Nessun fenomeno sociale e tecnologico come l’intelligenza artificiale ha cambiato o sembra cambiare il nostro modo di stare al mondo. Ma in effetti c’è da chiedersi se veramente ciò che sta al fondo delle nostre vite possa essere modificato da questi impensabili avanzamenti tecnologici o se invece, al contrario, non sia l’essenza nascosta della nostra esistenza collettiva a determinare e condizionare i recenti sviluppi l’intelligenza artificiale come di ogni altro progresso tecnico-scientifico.

È il caso ad esempio del nostro rapporto con gli animali non umani, un rapporto di dominazione, sfruttamento e rifiuto che accompagna l’esistenza dell’essere umano da millenni e che mai come oggi, visti i numeri apocalittici dello sterminio animale, sembra richiedere impellenti soluzioni politiche. 

Recentemente, lo sviluppo dell’intelligenza artificiale ha permesso, tramite il machine learning, l’elaborazione di algoritmi in grado di implementare la comunicazione con l’altro animale. Si tratta di metodi di interpretazione del linguaggio animale che ci permettono di comprendere fenomeni che fino ad ora erano sconosciuti grazie all’enorme potenza di calcolo dei nuovi software ma anche della possibilità di ricostruire dall’interno la mente animale attraverso robot che imparano dall’esperienza “cosa si prova ad essere un cane” (per parafrasare il famoso libro di Thomas Nigel).
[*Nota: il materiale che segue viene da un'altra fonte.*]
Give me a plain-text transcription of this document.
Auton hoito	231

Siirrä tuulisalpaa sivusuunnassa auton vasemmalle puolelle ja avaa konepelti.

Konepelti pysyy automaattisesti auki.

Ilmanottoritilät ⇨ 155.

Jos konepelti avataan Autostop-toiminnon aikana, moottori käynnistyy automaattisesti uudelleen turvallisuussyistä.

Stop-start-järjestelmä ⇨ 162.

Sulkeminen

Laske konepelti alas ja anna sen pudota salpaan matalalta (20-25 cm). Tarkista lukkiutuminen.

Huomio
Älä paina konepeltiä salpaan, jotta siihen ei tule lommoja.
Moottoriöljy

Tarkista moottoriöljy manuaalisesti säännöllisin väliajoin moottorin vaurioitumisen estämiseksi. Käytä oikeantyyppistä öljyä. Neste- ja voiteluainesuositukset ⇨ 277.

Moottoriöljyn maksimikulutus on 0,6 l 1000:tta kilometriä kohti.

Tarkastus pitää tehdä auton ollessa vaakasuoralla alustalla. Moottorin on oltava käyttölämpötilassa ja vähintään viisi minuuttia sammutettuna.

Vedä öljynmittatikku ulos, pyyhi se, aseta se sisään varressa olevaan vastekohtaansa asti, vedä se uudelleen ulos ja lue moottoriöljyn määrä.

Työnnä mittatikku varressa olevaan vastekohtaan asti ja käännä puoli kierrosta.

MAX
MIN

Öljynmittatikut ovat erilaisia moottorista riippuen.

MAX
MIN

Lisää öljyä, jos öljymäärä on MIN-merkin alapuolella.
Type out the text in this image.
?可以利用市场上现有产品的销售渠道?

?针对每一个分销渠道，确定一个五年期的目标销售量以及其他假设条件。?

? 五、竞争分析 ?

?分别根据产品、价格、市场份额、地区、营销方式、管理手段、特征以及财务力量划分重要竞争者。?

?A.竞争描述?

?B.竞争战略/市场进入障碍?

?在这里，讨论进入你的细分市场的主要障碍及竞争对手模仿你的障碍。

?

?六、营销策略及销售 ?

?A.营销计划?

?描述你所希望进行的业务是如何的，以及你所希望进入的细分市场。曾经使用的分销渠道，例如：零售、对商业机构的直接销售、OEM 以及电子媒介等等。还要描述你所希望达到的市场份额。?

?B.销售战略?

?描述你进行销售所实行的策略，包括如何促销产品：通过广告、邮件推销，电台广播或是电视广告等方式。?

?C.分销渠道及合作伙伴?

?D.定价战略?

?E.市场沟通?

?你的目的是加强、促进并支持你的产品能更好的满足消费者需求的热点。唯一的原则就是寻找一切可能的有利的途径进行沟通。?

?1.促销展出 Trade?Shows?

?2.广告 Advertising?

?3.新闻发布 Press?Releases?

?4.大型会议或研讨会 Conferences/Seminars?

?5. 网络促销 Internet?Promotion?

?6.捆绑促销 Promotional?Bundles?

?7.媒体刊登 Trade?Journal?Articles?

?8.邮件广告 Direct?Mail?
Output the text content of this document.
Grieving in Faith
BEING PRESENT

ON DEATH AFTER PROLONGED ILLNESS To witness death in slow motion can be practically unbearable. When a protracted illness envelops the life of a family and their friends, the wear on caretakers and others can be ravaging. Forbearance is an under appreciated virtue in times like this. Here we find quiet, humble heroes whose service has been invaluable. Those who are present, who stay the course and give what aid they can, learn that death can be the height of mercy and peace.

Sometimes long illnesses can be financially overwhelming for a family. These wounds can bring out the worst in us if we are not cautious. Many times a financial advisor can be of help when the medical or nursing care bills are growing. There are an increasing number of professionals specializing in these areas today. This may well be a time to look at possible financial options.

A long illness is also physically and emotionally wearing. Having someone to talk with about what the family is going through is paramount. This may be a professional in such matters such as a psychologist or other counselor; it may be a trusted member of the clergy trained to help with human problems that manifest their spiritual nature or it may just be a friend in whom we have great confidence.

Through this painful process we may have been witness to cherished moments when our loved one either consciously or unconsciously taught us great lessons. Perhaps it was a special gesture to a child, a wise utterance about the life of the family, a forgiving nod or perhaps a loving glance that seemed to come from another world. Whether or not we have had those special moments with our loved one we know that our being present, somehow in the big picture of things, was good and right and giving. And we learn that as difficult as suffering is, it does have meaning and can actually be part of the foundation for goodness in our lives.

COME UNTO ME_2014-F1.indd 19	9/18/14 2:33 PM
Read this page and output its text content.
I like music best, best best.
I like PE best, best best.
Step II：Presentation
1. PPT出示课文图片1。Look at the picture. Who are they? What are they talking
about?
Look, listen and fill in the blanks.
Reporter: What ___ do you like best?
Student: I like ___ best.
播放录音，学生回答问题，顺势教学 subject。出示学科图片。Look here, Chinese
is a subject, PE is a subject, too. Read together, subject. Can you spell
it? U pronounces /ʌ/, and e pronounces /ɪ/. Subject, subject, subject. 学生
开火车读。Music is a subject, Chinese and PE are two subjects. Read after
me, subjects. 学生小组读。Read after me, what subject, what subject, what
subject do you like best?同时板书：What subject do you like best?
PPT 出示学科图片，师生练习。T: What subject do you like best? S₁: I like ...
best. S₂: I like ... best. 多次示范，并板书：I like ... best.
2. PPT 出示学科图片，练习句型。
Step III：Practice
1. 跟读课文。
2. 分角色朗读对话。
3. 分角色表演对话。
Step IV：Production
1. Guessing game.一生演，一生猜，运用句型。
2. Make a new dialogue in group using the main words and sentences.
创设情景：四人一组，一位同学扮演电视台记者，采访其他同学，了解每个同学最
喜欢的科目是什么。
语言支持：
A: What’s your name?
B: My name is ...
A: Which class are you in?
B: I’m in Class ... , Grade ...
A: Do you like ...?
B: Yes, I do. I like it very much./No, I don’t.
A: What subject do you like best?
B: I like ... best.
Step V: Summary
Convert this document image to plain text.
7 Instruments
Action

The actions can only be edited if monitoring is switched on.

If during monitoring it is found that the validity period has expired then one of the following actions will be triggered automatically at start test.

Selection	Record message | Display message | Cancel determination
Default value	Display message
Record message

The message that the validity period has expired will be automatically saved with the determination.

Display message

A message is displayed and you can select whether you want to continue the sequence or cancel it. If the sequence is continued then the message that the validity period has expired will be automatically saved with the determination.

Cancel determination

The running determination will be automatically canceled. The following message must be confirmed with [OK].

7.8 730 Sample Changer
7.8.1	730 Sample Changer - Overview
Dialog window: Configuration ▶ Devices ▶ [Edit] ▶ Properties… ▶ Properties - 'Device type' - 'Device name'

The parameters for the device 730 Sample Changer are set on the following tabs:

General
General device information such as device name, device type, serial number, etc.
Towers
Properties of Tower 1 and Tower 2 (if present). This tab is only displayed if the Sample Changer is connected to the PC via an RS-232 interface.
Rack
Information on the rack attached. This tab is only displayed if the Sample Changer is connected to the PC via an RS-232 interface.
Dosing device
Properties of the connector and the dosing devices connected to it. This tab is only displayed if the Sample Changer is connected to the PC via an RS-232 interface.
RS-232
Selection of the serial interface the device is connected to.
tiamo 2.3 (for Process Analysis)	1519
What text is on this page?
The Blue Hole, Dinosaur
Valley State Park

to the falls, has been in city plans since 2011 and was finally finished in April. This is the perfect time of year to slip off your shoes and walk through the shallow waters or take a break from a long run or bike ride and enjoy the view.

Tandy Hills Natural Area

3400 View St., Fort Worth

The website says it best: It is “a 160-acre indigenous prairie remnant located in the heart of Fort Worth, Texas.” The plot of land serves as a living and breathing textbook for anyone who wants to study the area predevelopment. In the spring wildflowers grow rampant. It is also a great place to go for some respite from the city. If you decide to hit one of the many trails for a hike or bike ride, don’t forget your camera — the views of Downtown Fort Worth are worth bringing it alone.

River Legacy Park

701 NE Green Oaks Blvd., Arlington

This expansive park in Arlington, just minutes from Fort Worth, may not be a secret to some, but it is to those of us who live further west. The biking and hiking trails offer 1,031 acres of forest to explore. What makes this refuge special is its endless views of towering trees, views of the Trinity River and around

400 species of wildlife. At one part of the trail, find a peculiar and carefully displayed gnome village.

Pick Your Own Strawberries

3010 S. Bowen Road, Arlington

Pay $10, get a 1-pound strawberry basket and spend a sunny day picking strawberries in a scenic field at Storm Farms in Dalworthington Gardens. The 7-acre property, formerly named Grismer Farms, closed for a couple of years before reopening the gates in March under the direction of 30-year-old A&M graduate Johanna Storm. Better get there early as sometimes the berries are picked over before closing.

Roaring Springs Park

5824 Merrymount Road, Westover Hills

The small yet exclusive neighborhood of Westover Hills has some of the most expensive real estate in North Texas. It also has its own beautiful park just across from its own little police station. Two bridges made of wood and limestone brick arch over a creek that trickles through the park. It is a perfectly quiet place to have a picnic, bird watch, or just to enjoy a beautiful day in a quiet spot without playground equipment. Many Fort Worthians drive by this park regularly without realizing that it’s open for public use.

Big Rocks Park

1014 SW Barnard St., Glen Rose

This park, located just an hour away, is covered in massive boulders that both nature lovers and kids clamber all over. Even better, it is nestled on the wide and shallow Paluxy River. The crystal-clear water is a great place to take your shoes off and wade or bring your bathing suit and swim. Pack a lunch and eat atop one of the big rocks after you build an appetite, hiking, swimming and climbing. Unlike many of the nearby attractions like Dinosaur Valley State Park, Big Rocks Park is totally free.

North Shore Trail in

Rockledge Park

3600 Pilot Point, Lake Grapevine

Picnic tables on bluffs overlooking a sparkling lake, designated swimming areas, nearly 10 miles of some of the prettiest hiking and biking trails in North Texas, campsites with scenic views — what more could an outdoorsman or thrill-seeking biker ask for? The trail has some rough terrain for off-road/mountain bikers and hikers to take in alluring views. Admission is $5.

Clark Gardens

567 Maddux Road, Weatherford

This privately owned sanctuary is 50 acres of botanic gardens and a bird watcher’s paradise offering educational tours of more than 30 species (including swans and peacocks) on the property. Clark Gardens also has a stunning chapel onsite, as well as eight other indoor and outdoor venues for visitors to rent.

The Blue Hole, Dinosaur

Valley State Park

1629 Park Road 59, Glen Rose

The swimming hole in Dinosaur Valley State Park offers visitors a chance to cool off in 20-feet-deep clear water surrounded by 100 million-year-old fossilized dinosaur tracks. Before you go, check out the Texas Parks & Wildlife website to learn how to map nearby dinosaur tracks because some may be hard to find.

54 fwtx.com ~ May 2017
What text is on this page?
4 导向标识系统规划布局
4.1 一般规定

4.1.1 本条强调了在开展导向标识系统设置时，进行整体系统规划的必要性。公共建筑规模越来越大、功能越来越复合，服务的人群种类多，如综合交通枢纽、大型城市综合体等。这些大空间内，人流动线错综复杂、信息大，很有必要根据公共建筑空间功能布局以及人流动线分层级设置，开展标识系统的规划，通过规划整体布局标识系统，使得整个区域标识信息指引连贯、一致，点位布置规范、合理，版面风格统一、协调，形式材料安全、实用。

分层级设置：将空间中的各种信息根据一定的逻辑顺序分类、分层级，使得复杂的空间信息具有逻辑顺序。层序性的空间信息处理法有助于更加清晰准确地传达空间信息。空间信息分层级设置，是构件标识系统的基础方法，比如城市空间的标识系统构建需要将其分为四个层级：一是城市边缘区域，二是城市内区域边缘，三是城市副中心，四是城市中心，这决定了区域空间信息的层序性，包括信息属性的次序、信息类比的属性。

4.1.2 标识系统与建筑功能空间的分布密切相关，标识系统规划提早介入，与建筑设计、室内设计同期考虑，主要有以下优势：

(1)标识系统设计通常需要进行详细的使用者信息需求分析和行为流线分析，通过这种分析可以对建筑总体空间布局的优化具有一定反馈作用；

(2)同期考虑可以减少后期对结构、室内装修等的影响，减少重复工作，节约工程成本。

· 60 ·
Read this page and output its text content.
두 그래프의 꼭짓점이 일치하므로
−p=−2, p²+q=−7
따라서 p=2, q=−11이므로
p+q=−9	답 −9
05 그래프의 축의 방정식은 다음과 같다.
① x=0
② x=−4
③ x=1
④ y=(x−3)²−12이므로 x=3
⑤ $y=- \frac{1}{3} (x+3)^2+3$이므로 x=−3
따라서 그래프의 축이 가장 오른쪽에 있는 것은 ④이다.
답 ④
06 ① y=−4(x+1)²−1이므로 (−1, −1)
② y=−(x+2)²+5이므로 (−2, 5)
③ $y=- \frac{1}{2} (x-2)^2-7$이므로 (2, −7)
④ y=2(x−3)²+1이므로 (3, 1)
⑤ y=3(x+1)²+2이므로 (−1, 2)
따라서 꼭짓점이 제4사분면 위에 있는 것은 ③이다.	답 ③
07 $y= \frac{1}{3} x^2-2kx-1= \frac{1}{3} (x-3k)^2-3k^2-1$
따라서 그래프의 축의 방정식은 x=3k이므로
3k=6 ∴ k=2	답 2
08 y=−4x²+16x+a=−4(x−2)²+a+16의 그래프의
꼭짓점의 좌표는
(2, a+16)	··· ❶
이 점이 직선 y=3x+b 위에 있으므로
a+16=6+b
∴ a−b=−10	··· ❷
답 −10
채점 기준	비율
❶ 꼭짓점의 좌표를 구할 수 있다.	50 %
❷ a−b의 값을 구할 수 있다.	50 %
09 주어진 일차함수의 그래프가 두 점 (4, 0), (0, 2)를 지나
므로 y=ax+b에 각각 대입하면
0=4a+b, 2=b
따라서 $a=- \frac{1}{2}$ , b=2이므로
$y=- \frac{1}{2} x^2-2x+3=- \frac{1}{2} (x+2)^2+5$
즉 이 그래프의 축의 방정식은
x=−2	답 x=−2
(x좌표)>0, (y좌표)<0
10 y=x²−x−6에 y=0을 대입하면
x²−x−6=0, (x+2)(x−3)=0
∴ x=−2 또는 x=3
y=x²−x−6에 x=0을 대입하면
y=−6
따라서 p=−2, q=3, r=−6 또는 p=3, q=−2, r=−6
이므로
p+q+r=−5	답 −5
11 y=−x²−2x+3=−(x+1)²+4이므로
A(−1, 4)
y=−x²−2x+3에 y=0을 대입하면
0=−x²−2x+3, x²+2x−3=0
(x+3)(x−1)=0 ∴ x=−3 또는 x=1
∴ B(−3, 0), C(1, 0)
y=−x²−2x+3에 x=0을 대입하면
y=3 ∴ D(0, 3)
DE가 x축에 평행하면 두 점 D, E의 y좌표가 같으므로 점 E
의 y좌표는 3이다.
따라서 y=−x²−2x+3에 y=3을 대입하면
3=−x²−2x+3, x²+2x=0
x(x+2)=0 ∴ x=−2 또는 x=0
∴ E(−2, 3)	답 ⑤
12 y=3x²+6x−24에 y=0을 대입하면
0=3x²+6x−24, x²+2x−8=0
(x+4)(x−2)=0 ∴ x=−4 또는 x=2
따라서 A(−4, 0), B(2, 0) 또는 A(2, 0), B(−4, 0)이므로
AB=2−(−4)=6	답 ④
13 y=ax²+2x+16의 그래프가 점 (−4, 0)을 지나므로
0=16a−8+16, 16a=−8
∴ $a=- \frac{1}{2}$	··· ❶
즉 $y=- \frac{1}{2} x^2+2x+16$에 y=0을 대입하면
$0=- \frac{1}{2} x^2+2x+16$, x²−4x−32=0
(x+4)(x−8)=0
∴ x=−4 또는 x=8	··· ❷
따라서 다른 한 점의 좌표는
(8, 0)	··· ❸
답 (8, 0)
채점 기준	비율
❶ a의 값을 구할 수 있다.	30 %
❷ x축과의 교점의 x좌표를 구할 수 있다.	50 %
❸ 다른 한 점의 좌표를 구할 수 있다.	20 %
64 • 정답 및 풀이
Si tratta di risultati straordinari che in nessun modo devono essere sottovalutati: nella speranza che dischiudono al domani ma anche inevitabilmente nei rischi che, fin da ora, portano con sé. Perché se non possiamo essere ancora certi che la macchina possa pensare al posto nostro siamo certi che il modo in cui interviene nelle nostre esistenze non dipende dalla sua natura meccanica ma da un potere umano troppo umano, che ancora ne incatena le potenzialità e incatena così tutto il vivente, noi compresi, ai suoi interessi.

Corriamo così il rischio di perdere una possibilità magnifica: che la nostra capacità di comprendere l’altro animale ci permetta anche di costruire un mondo fondato sul reciproco rispetto, che l’intelligenza artificiale invece di spalancare le porte ad una libertà più grande, che includa invece di escludere, diventi un nuovo strumento di manipolazione, di controllo, di sfruttamento.

Rapporto tra intelligenza artificiale,
etica e politica

Tutto ciò non può essere deciso da un punto di vista tecnologico ma solo da uno politico. È sulla nostra capacità di costruire un mondo fondato su relazioni egualitarie, dentro e fuori la nostra specie, che nasce la possibilità di uno sviluppo liberante di queste nuove tecnologie. Occorre quindi guardare al di là della scintillante novità di queste nuove scoperte che rischia di abbagliarci e distogliere lo sguardo dal luogo in cui sorgono le miserie che affliggono il pianeta

Il lettore potrà iniziare a farsi un’idea dell’inganno che spesso si accompagna alla diffusione di queste notizie sui successi dell’intelligenza artificiale leggendo il bel saggio di Erik J. Larson Il mito dell’intelligenza artificiale, nel quale viene evidenziato come non può esistere intelligenza senza socialità, senza relazioni, senza ciò che gli esseri umani fanno da sempre, forse male, senza saperlo. Noi trasferiamo nella macchina la nostra stessa intelligenza sociale e se ciò che ne deriva è solo stupida violenza ciò dipende interamente da noi.